Por Jackie Dettling
Cuando tenía diecisiete años, aborté a mi bebé. El aborto nunca se me había pasado por la cabeza. Pensé que sería virgen hasta que me enamorara, como las mujeres de las novelas que leía en la biblioteca pública. Aquellas en las que aparecía un hombre guapo montado a caballo. En los años setenta, las mujeres devoraban estas nuevas novelas románticas, con descripciones explícitas de sexo, que vendían millones de ejemplares. Empecé a leerlas en la escuela primaria. Sabía que el sexo fuera del matrimonio era pecado. En mis libros, sin embargo, el sexo ocurría antes del matrimonio. El matrimonio llegaba al final, cuando vivían “felices para siempre”.
Emborracharse era de esperar en el instituto. También se esperaba tener novio. Pensaba más en los chicos que en Dios, la escuela y la actualidad. Los fines de semana eran para emborracharse y salir con los chicos. Nadie hablaba de Dios en mi escuela pública. Mi familia era católica. Misa los domingos, gracias antes de cenar. Pero después no se hablaba de Dios. Solo “se buena”.
Después de la Confirmación, nunca me confesé ni recibí catequesis. Estaba agradecida de haber terminado; la religión no parecía ser importante. Nunca oí mencionar el aborto en la doctrina de la Iglesia ni en ninguna enseñanza. Nunca oí que el aborto fuera asesinar a un niño. Sabía que la Iglesia católica se oponía al control de la natalidad. Pero no sabía por qué. Un amigo me dijo que era para traer más católicos al mundo, lo que en aquel momento me pareció correcto.
Después del aborto, seguí con mi vida. Nunca se lo conté a nadie. Fue como si nunca hubiera ocurrido. El terror a que mis padres y la comunidad se enteraran de que estaba embarazada me consumía más que la idea del aborto. No podía pensar en otra cosa que en abortar lo antes posible. Si acaso pensaba en lo que estaba haciendo, era “interrumpir un embarazo”. Era legal, fácil y asequible. Por lo tanto, no debía ser para tanto.
La vergüenza del embarazo, acompañada del miedo a la humillación pública, los chismes y la pérdida de la aprobación de mi familia y mis amigos, era abrumadora. Manejé la situación yo misma, sin dramas, emociones ni discusiones. Me sentía fuerte y admirable. Yo me había metido en esa situación, y yo misma la arreglaría. Nadie tenía por qué enterarse.
Así que aborté y volví a la escuela. Listo. No pienses más en ello.

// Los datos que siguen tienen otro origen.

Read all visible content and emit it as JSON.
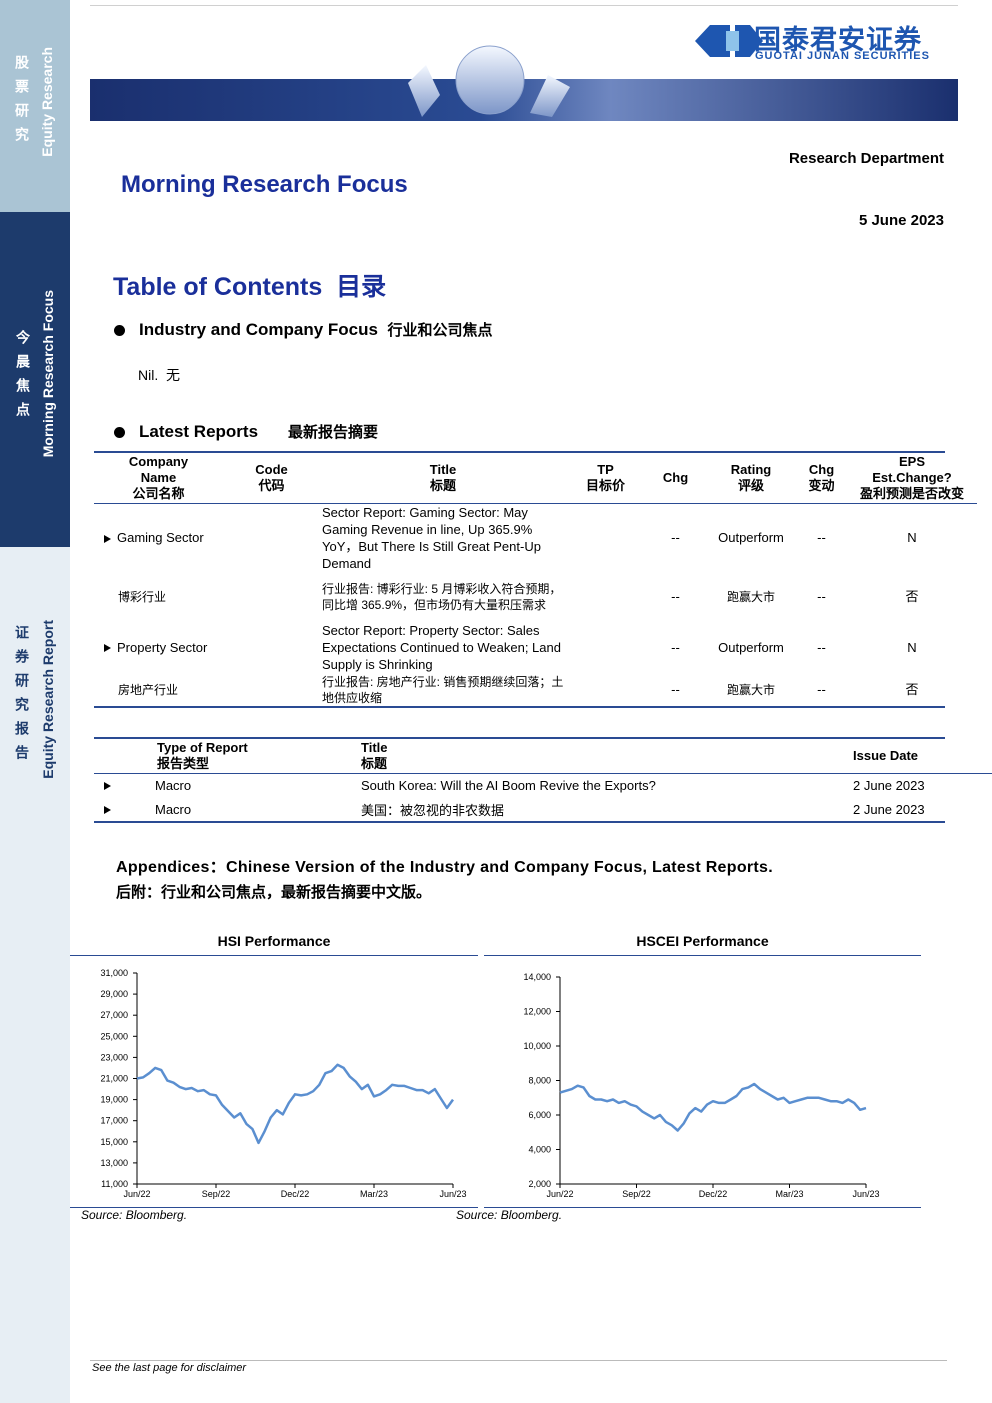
{
  "sidebar": {
    "top_cn": "股票研究",
    "top_en": "Equity Research",
    "middle_cn": "今晨焦点",
    "middle_en": "Morning Research Focus",
    "bottom_cn": "证券研究报告",
    "bottom_en": "Equity Research Report"
  },
  "header": {
    "logo_cn": "国泰君安证券",
    "logo_en": "GUOTAI JUNAN SECURITIES",
    "department": "Research Department",
    "title": "Morning Research Focus",
    "date": "5 June 2023"
  },
  "toc": {
    "title": "Table of Contents",
    "title_cn": "目录"
  },
  "focus": {
    "heading": "Industry and Company Focus",
    "heading_cn": "行业和公司焦点",
    "body": "Nil.",
    "body_cn": "无"
  },
  "latest": {
    "heading": "Latest Reports",
    "heading_cn": "最新报告摘要"
  },
  "reports_table": {
    "headers": [
      [
        "Company",
        "Name",
        "公司名称"
      ],
      [
        "Code",
        "代码"
      ],
      [
        "Title",
        "标题"
      ],
      [
        "TP",
        "目标价"
      ],
      [
        "Chg"
      ],
      [
        "Rating",
        "评级"
      ],
      [
        "Chg",
        "变动"
      ],
      [
        "EPS",
        "Est.Change?",
        "盈利预测是否改变"
      ]
    ],
    "rows": [
      [
        "Gaming Sector",
        null,
        "Sector Report: Gaming Sector: May Gaming Revenue in line, Up 365.9% YoY，But There Is Still Great Pent-Up Demand",
        null,
        "--",
        "Outperform",
        "--",
        "N"
      ],
      [
        "博彩行业",
        null,
        "行业报告: 博彩行业: 5 月博彩收入符合预期，同比增 365.9%，但市场仍有大量积压需求",
        null,
        "--",
        "跑赢大市",
        "--",
        "否"
      ],
      [
        "Property Sector",
        null,
        "Sector Report: Property Sector: Sales Expectations Continued to Weaken; Land Supply is Shrinking",
        null,
        "--",
        "Outperform",
        "--",
        "N"
      ],
      [
        "房地产行业",
        null,
        "行业报告: 房地产行业: 销售预期继续回落；土地供应收缩",
        null,
        "--",
        "跑赢大市",
        "--",
        "否"
      ]
    ]
  },
  "issue_table": {
    "headers": [
      [
        "Type of Report",
        "报告类型"
      ],
      [
        "Title",
        "标题"
      ],
      [
        "Issue Date"
      ]
    ],
    "rows": [
      [
        "Macro",
        "South Korea: Will the AI Boom Revive the Exports?",
        "2 June 2023"
      ],
      [
        "Macro",
        "美国：被忽视的非农数据",
        "2 June 2023"
      ]
    ]
  },
  "appendices": {
    "en": "Appendices：Chinese Version of the Industry and Company Focus, Latest Reports.",
    "cn": "后附：行业和公司焦点，最新报告摘要中文版。"
  },
  "chart_data": [
    {
      "type": "line",
      "title": "HSI Performance",
      "source": "Source: Bloomberg.",
      "color": "#5b8fd0",
      "categories": [
        "Jun/22",
        null,
        null,
        null,
        null,
        null,
        null,
        null,
        null,
        null,
        null,
        null,
        null,
        "Sep/22",
        null,
        null,
        null,
        null,
        null,
        null,
        null,
        null,
        null,
        null,
        null,
        null,
        "Dec/22",
        null,
        null,
        null,
        null,
        null,
        null,
        null,
        null,
        null,
        null,
        null,
        null,
        "Mar/23",
        null,
        null,
        null,
        null,
        null,
        null,
        null,
        null,
        null,
        null,
        null,
        null,
        "Jun/23"
      ],
      "values": [
        21000,
        21100,
        21500,
        22000,
        21800,
        20800,
        20600,
        20200,
        20000,
        20100,
        19800,
        19900,
        19500,
        19400,
        18500,
        17900,
        17300,
        17700,
        16700,
        16200,
        14900,
        16000,
        17300,
        18000,
        17600,
        18700,
        19500,
        19400,
        19500,
        19800,
        20400,
        21500,
        21700,
        22300,
        22000,
        21200,
        20700,
        20000,
        20400,
        19300,
        19500,
        19900,
        20400,
        20300,
        20300,
        20100,
        19900,
        19900,
        19600,
        20000,
        19100,
        18200,
        19000
      ],
      "ylim": [
        11000,
        31000
      ],
      "yticks": [
        {
          "value": 11000,
          "label": "11,000"
        },
        {
          "value": 13000,
          "label": "13,000"
        },
        {
          "value": 15000,
          "label": "15,000"
        },
        {
          "value": 17000,
          "label": "17,000"
        },
        {
          "value": 19000,
          "label": "19,000"
        },
        {
          "value": 21000,
          "label": "21,000"
        },
        {
          "value": 23000,
          "label": "23,000"
        },
        {
          "value": 25000,
          "label": "25,000"
        },
        {
          "value": 27000,
          "label": "27,000"
        },
        {
          "value": 29000,
          "label": "29,000"
        },
        {
          "value": 31000,
          "label": "31,000"
        }
      ]
    },
    {
      "type": "line",
      "title": "HSCEI Performance",
      "source": "Source: Bloomberg.",
      "color": "#5b8fd0",
      "categories": [
        "Jun/22",
        null,
        null,
        null,
        null,
        null,
        null,
        null,
        null,
        null,
        null,
        null,
        null,
        "Sep/22",
        null,
        null,
        null,
        null,
        null,
        null,
        null,
        null,
        null,
        null,
        null,
        null,
        "Dec/22",
        null,
        null,
        null,
        null,
        null,
        null,
        null,
        null,
        null,
        null,
        null,
        null,
        "Mar/23",
        null,
        null,
        null,
        null,
        null,
        null,
        null,
        null,
        null,
        null,
        null,
        null,
        "Jun/23"
      ],
      "values": [
        7300,
        7400,
        7500,
        7700,
        7600,
        7100,
        6900,
        6900,
        6800,
        6900,
        6700,
        6800,
        6600,
        6500,
        6200,
        6000,
        5800,
        6000,
        5600,
        5400,
        5100,
        5500,
        6100,
        6400,
        6200,
        6600,
        6800,
        6700,
        6700,
        6900,
        7100,
        7500,
        7600,
        7800,
        7500,
        7300,
        7100,
        6900,
        7000,
        6700,
        6800,
        6900,
        7000,
        7000,
        7000,
        6900,
        6800,
        6800,
        6700,
        6900,
        6700,
        6300,
        6400
      ],
      "ylim": [
        2000,
        14000
      ],
      "yticks": [
        {
          "value": 2000,
          "label": "2,000"
        },
        {
          "value": 4000,
          "label": "4,000"
        },
        {
          "value": 6000,
          "label": "6,000"
        },
        {
          "value": 8000,
          "label": "8,000"
        },
        {
          "value": 10000,
          "label": "10,000"
        },
        {
          "value": 12000,
          "label": "12,000"
        },
        {
          "value": 14000,
          "label": "14,000"
        }
      ]
    }
  ],
  "footer": {
    "disclaimer": "See the last page for disclaimer"
  }
}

Luego, fui una de las mejores alumnas y recibí otros reconocimientos, más tarde ingresé en una universidad católica de primer nivel y, finalmente, en un programa de posgrado. Me casé, tuve tres hijos y empecé una carrera de éxito. Diría que era feliz. En realidad, estaba acostumbrada a ser algo insensible.

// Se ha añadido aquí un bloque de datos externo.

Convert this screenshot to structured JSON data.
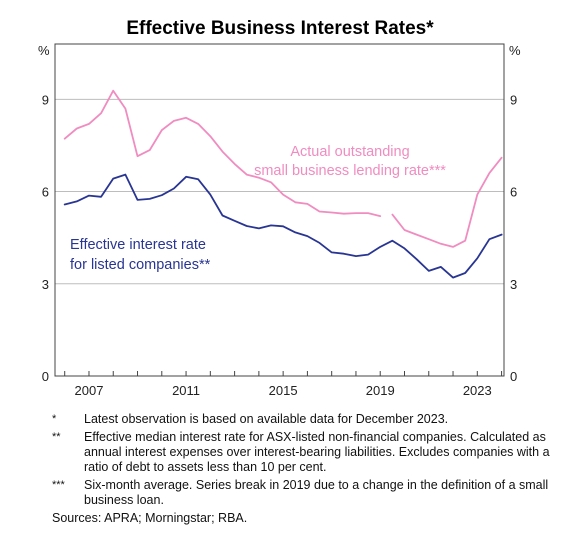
{
  "chart_data": {
    "type": "line",
    "title": "Effective Business Interest Rates*",
    "y_unit_left": "%",
    "y_unit_right": "%",
    "ylim": [
      0,
      10.8
    ],
    "y_ticks": [
      0,
      3,
      6,
      9
    ],
    "xlim": [
      2005.6,
      2024.1
    ],
    "x_ticks": [
      2007,
      2011,
      2015,
      2019,
      2023
    ],
    "grid": true,
    "series": [
      {
        "name": "Actual outstanding small business lending rate***",
        "label_lines": [
          "Actual outstanding",
          "small business lending rate***"
        ],
        "color": "#f08cc0",
        "segments": [
          [
            [
              2006.0,
              7.72
            ],
            [
              2006.5,
              8.05
            ],
            [
              2007.0,
              8.2
            ],
            [
              2007.5,
              8.55
            ],
            [
              2008.0,
              9.28
            ],
            [
              2008.5,
              8.7
            ],
            [
              2009.0,
              7.15
            ],
            [
              2009.5,
              7.35
            ],
            [
              2010.0,
              8.0
            ],
            [
              2010.5,
              8.3
            ],
            [
              2011.0,
              8.4
            ],
            [
              2011.5,
              8.2
            ],
            [
              2012.0,
              7.8
            ],
            [
              2012.5,
              7.3
            ],
            [
              2013.0,
              6.9
            ],
            [
              2013.5,
              6.55
            ],
            [
              2014.0,
              6.45
            ],
            [
              2014.5,
              6.3
            ],
            [
              2015.0,
              5.9
            ],
            [
              2015.5,
              5.65
            ],
            [
              2016.0,
              5.6
            ],
            [
              2016.5,
              5.35
            ],
            [
              2017.0,
              5.32
            ],
            [
              2017.5,
              5.28
            ],
            [
              2018.0,
              5.3
            ],
            [
              2018.5,
              5.3
            ],
            [
              2019.0,
              5.2
            ]
          ],
          [
            [
              2019.5,
              5.25
            ],
            [
              2020.0,
              4.75
            ],
            [
              2020.5,
              4.6
            ],
            [
              2021.0,
              4.45
            ],
            [
              2021.5,
              4.3
            ],
            [
              2022.0,
              4.2
            ],
            [
              2022.5,
              4.4
            ],
            [
              2023.0,
              5.9
            ],
            [
              2023.5,
              6.6
            ],
            [
              2024.0,
              7.1
            ]
          ]
        ]
      },
      {
        "name": "Effective interest rate for listed companies**",
        "label_lines": [
          "Effective interest rate",
          "for listed companies**"
        ],
        "color": "#283593",
        "segments": [
          [
            [
              2006.0,
              5.58
            ],
            [
              2006.5,
              5.68
            ],
            [
              2007.0,
              5.87
            ],
            [
              2007.5,
              5.83
            ],
            [
              2008.0,
              6.42
            ],
            [
              2008.5,
              6.55
            ],
            [
              2009.0,
              5.73
            ],
            [
              2009.5,
              5.76
            ],
            [
              2010.0,
              5.88
            ],
            [
              2010.5,
              6.1
            ],
            [
              2011.0,
              6.48
            ],
            [
              2011.5,
              6.4
            ],
            [
              2012.0,
              5.9
            ],
            [
              2012.5,
              5.22
            ],
            [
              2013.0,
              5.05
            ],
            [
              2013.5,
              4.88
            ],
            [
              2014.0,
              4.8
            ],
            [
              2014.5,
              4.9
            ],
            [
              2015.0,
              4.87
            ],
            [
              2015.5,
              4.67
            ],
            [
              2016.0,
              4.55
            ],
            [
              2016.5,
              4.33
            ],
            [
              2017.0,
              4.02
            ],
            [
              2017.5,
              3.98
            ],
            [
              2018.0,
              3.9
            ],
            [
              2018.5,
              3.95
            ],
            [
              2019.0,
              4.2
            ],
            [
              2019.5,
              4.4
            ],
            [
              2020.0,
              4.15
            ],
            [
              2020.5,
              3.8
            ],
            [
              2021.0,
              3.42
            ],
            [
              2021.5,
              3.55
            ],
            [
              2022.0,
              3.2
            ],
            [
              2022.5,
              3.35
            ],
            [
              2023.0,
              3.83
            ],
            [
              2023.5,
              4.45
            ],
            [
              2024.0,
              4.6
            ]
          ]
        ]
      }
    ]
  },
  "footnotes": [
    {
      "marker": "*",
      "text": "Latest observation is based on available data for December 2023."
    },
    {
      "marker": "**",
      "text": "Effective median interest rate for ASX-listed non-financial companies. Calculated as annual interest expenses over interest-bearing liabilities. Excludes companies with a ratio of debt to assets less than 10 per cent."
    },
    {
      "marker": "***",
      "text": "Six-month average. Series break in 2019 due to a change in the definition of a small business loan."
    }
  ],
  "sources": "Sources: APRA; Morningstar; RBA."
}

Si tuviera que describir mi vida después del aborto, diría que dejé de ir a misa con regularidad. Rara vez rezaba. Una vez, una mujer mayor, católica, que tenía muchos hijos y nietos, se detuvo y tocó suavemente a mi hija recién nacida con gran reverencia. Recuerdo que me pareció extraño. Yo amaba profundamente a mis hijos, pero ella parecía ver algo más, algo sagrado. En aquel momento no pude entenderlo.

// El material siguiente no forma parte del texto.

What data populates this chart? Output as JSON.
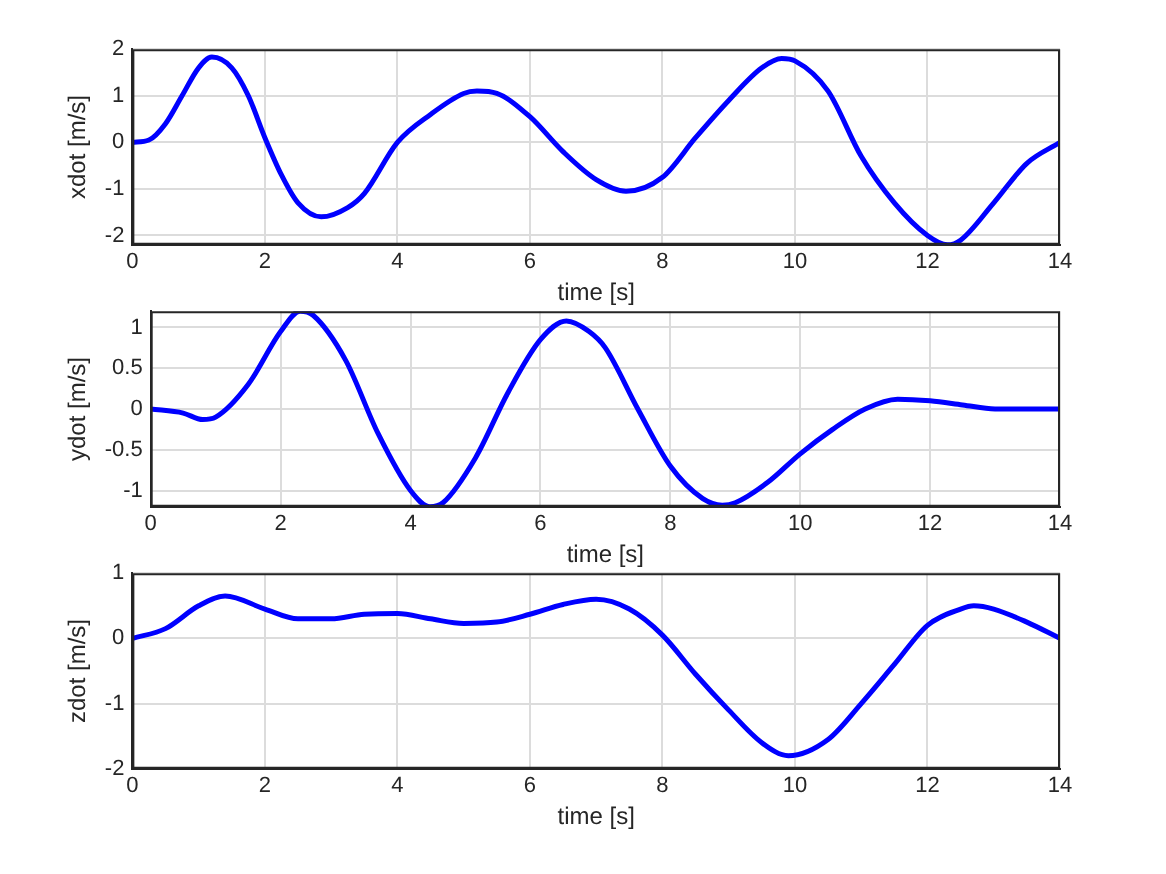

Por suerte, mi marido es católico. Sabíamos que nuestros hijos necesitaban los sacramentos porque eso es lo que hacen los católicos. Recuerdo que le dije a una amiga que íbamos a misa para enseñar valores a nuestros hijos. Con el tiempo, una de mis hijas se preparaba para la Confirmación. Invitaron a los padres a confesarse con ellas. Yo ya llevaba años yendo a Misa. No me había confesado desde noveno curso. Confesé el aborto.
Algún tiempo después, estaba en misa y se leyó el pasaje del Evangelio “pedid y recibiréis”. Nunca se me había ocurrido pedir nada. Pensaba que todo se limitaba a intentar ser buena; que ése era el camino hacia Dios. Ese día pedí fe, aunque sabía que no creía de verdad. Dios estaba lejos, era desconocido para mi.
Pero aquel fue el principio. Durante los años siguientes, el Señor derramó su gracia sobre mí. Me abrió los ojos. Leía las Escrituras todos los días. Si había una iglesia católica cerca, iba a rezar delante de Jesús en el Sagrario. Iba a misa los domingos, y después todos los días.
También me confesaba y leía a los santos: Agustín, Aquino, Buenaventura, Catalina de Siena, Teresa de Ávila. Encontré un sabio director espiritual. Estaba viviendo realmente mi propia vida. Podía ver, podía oír.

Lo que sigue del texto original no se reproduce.